The Indian Army to many is an abstract image of soldiers in their glittering finery on Republic Day strutting down the roads of New Delhi or a vague stirring of loyalty when the soldiers are involved in skirmishes on the borders of India. There are no big wars at the moment but we are jolted out of our complacency by this compelling page turner of a book. In effective detail
Colonel Chadha writes with personal insightful detail of men who train rigorously with determination, intelligence, drawing deeply on physical and mental strengths and filled with an unswerving devotion to tradition, values, brotherhood, family and country. They are profiled in this engrossing book that blends reality and fiction.

It is the story of a father Surinder Singh Sahni and his son Jaskaran serving together in the Sixth Battalion of the Indian Armed Forces and introduces fascinating characters, dangerous missions and the hardships of military life. And then Jaskaran goes missing, believed killed after a skirmish with enemy militants. The daughter in law has to battle her own traumatic problems while Surinder Singh has to make a crucial decision as head of the family.

Within the parameters of the plot, the author captures the rigorous discipline of smart drill practice, marching at 140 paces per minute, and chronicles in interesting detail of bugle calls, boxing matches, celebratory bottles of rum , pampering Army wives, evenings of song and dance, marriage life in a cantonment, boisterous pranks on one another, bawdy jokes, and brotherhood.

And then there is the clarion call to duty. Hail, sleet, bitter winds, scorching heat and flies, the ravages of hunger, tasteless food. The book is fast paced story telling with vivid descriptions providing insights and often genuinely funny. Admiring portraits of soldiers and the breezy prose sets the tone for capturing the experience of the Indian Army.
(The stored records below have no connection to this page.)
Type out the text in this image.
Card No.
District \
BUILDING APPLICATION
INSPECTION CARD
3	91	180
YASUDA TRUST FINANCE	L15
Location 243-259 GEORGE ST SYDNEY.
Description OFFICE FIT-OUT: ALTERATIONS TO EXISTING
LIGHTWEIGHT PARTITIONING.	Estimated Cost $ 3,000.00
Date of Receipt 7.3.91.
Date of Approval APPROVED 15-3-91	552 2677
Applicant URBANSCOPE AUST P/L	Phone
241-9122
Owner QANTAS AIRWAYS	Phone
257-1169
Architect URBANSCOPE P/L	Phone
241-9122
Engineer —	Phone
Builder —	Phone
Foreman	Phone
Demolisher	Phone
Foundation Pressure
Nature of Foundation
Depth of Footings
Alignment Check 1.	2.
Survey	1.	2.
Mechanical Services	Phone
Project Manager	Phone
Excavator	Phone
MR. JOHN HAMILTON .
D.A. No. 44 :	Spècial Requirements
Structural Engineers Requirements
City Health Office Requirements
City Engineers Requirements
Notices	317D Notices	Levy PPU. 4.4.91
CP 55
Colonel Chadha served in one of the finest battalions of the world which distinguished itself in World War 1 by winning two of the first Victoria Crosses in the War. He himself served for 34 years in the Army and then worked in civilian jobs till he retired as the President of Helios Aviation, New Delhi. He is also the author of Grits, Guts and Gallantry a book that motivates young people to consider a career in the Army.
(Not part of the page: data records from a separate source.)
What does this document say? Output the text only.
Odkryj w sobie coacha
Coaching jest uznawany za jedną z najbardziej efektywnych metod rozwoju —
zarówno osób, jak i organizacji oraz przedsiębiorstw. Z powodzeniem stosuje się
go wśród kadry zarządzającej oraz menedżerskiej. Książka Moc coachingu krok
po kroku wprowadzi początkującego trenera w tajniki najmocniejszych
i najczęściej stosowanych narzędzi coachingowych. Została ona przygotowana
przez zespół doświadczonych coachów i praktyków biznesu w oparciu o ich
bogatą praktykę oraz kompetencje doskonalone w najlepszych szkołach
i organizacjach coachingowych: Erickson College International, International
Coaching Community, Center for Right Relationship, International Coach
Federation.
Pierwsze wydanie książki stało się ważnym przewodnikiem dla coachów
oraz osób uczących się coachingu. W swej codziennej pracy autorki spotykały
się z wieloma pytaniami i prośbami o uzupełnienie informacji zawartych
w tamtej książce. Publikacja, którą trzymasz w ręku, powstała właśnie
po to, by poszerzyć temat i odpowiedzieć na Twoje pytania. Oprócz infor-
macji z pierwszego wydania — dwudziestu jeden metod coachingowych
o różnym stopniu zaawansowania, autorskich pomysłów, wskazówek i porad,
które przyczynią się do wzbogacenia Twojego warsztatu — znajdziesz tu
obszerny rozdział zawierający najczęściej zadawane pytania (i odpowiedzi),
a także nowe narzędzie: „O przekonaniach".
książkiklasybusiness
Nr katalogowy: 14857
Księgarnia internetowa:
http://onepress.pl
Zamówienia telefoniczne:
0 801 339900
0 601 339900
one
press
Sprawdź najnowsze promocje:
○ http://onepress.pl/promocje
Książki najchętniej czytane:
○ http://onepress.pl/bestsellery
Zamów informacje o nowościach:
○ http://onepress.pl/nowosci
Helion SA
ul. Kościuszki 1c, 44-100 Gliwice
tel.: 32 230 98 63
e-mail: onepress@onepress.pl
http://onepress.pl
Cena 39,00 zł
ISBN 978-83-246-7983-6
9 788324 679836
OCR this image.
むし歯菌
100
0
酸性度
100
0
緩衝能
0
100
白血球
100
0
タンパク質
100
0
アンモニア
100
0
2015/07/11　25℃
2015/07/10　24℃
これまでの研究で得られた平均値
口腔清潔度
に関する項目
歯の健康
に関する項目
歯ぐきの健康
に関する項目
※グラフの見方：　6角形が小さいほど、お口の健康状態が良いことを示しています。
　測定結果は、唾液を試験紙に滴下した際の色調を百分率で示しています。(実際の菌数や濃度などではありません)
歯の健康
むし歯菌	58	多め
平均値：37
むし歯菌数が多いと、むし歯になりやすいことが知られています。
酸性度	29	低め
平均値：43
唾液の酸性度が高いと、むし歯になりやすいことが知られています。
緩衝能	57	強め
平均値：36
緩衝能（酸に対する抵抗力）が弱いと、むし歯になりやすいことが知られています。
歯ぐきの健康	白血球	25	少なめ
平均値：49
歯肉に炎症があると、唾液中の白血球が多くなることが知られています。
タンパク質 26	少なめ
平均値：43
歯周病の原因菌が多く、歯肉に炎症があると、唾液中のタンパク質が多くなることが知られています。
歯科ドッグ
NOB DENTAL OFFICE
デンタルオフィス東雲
The book has a compelling Foreword by Lt Gen Mohan Bhandari of the Garhwal Rifles who commandeers our attention by stating there are a definite lack of awareness about matters military and the sacrifices of the Armed Forces for the country.


 Mahip Chadha I must thank Ms Prem Kishore for taking the trouble of writing a full page review about SOLJER SOLJER.Her effort is laudable because she has gone deep into the book and not just skimmed over it!I am grateful that small details have been covered and the crux of the content and its message laid bare!
Thank you!I could not have written a better review about an alien subject!